I posted an answer myself down at the bottom to show what I ended up with ultimately. I'm leaving the other answer as accepted because they were able to make the data more clear for me and without it, I wouldn't have gotten anywhere.
Your inner query is correct. All you need is to pick only the rightmost number from the meat_id column of inner query, when flag is Y.

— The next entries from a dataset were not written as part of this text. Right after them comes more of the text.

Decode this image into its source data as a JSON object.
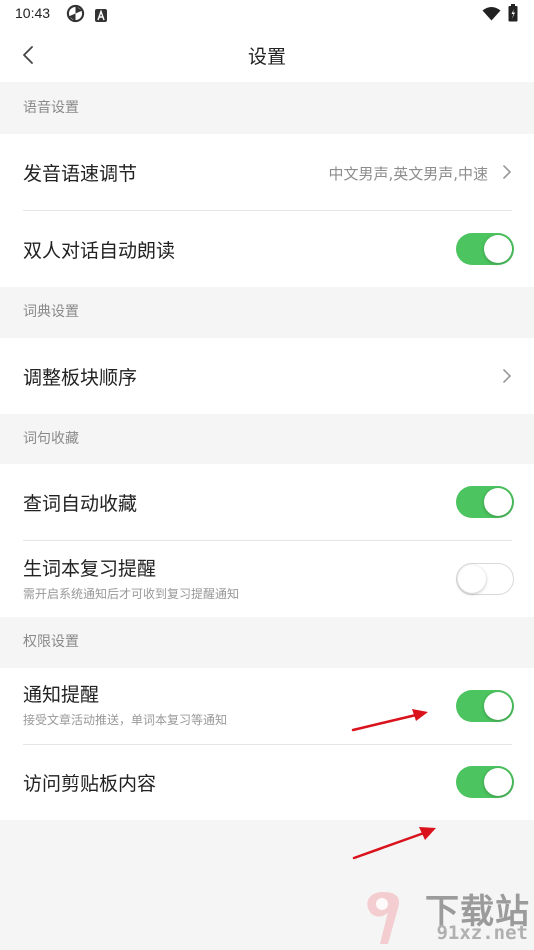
{
  "status_bar": {
    "time": "10:43",
    "icons": [
      "pinwheel-icon",
      "a-badge-icon",
      "wifi-icon",
      "battery-icon"
    ]
  },
  "header": {
    "title": "设置",
    "back_icon": "chevron-left-icon"
  },
  "sections": {
    "voice": {
      "header": "语音设置",
      "pronunciation": {
        "label": "发音语速调节",
        "value": "中文男声,英文男声,中速"
      },
      "dialogue_autoread": {
        "label": "双人对话自动朗读",
        "enabled": true
      }
    },
    "dictionary": {
      "header": "词典设置",
      "module_order": {
        "label": "调整板块顺序"
      }
    },
    "collection": {
      "header": "词句收藏",
      "auto_collect": {
        "label": "查词自动收藏",
        "enabled": true
      },
      "review_reminder": {
        "label": "生词本复习提醒",
        "sublabel": "需开启系统通知后才可收到复习提醒通知",
        "enabled": false
      }
    },
    "permissions": {
      "header": "权限设置",
      "notification": {
        "label": "通知提醒",
        "sublabel": "接受文章活动推送，单词本复习等通知",
        "enabled": true
      },
      "clipboard": {
        "label": "访问剪贴板内容",
        "enabled": true
      }
    }
  },
  "colors": {
    "toggle_on": "#4cc45f",
    "annotation_arrow": "#d9121b",
    "background": "#f5f5f5"
  },
  "watermark": {
    "main": "下载站",
    "sub": "91xz.net",
    "logo_glyph": "9"
  }
}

I have used REGEXP_SUBSTR function to get the rightmost number and CASE statement to check the flag.
SQL Fiddle
Query 1:
select taco_id,
taco_name,
taco_prntid,
case meat_inht
when 'N' then meat_id
when 'Y' then to_number(regexp_substr(meat_id2,'\d+\s*$'))
end meat_id,
meat_inht
from ( select taco_id,
taco_name,
taco_prntid,
meat_id,
meat_inht,
level-1 "level",
sys_connect_by_path(meat_id, ' ') meat_id2
from taco
start with taco_prntid is null
connect by prior taco_id = taco_prntid
)
order by 1
Results:
| TACO_ID | TACO_NAME | TACO_PRNTID | MEAT_ID | MEAT_INHT |
|---------|-----------|-------------|---------|-----------|
| 1 | 1 | (null) | 1 | N |
| 2 | 1.1 | 1 | 1 | Y |
| 3 | 1.1.1 | 2 | (null) | N |
| 4 | 1.2 | 1 | 2 | N |
| 5 | 1.2.1 | 4 | 2 | Y |
| 6 | 1.1.2 | 2 | 1 | Y |
Query 2:
select taco_id,
taco_name,
taco_prntid,
meat_id,
meat_inht,
level-1 "level",
sys_connect_by_path(meat_id, ' ') meat_id2
from taco
start with taco_prntid is null
connect by prior taco_id = taco_prntid
Results:
| TACO_ID | TACO_NAME | TACO_PRNTID | MEAT_ID | MEAT_INHT | LEVEL | MEAT_ID2 |
|---------|-----------|-------------|---------|-----------|-------|----------|
| 1 | 1 | (null) | 1 | N | 0 | 1 |
| 2 | 1.1 | 1 | (null) | Y | 1 | 1 |
| 3 | 1.1.1 | 2 | (null) | N | 2 | 1 |
| 6 | 1.1.2 | 2 | (null) | Y | 2 | 1 |
| 4 | 1.2 | 1 | 2 | N | 1 | 1 2 |
| 5 | 1.2.1 | 4 | (null) | Y | 2 | 1 2 |
This is what I've ended up with so far... after applying the logic in the accepted answer. I added a few more things so that I can join the result up against my meat table. the upper case could be optimized a little bit but I am so over this part of the query so.... it's going to have to stay for now.
select x.taco_id,
x.taco_name,
x.taco_prntname,
meat_id
,case when to_number(regexp_substr(meat_id,'\d+\s*$'))=0 then null else
to_number(regexp_substr(meat_id,'\d+\s*$')) end as meat_id
from ( select taco_id,
taco_name,
taco_prntname,
level-1 "level",
sys_connect_by_path(
case when meat_inht='N' then nvl(to_char(meat_id),'0') else '' end
,' ') meat_id
from taco join jobdtl on jobdtl.jobdtl_id=taco.jobdtl_id
start with taco_prntid is null
connect by prior taco_id = taco_prntid
) x
(do you ever wonder, when you read questions like this, what the real schema is? obviously I am not working on a taco project. or does it even matter as long as the general relationships and concept is preserved?)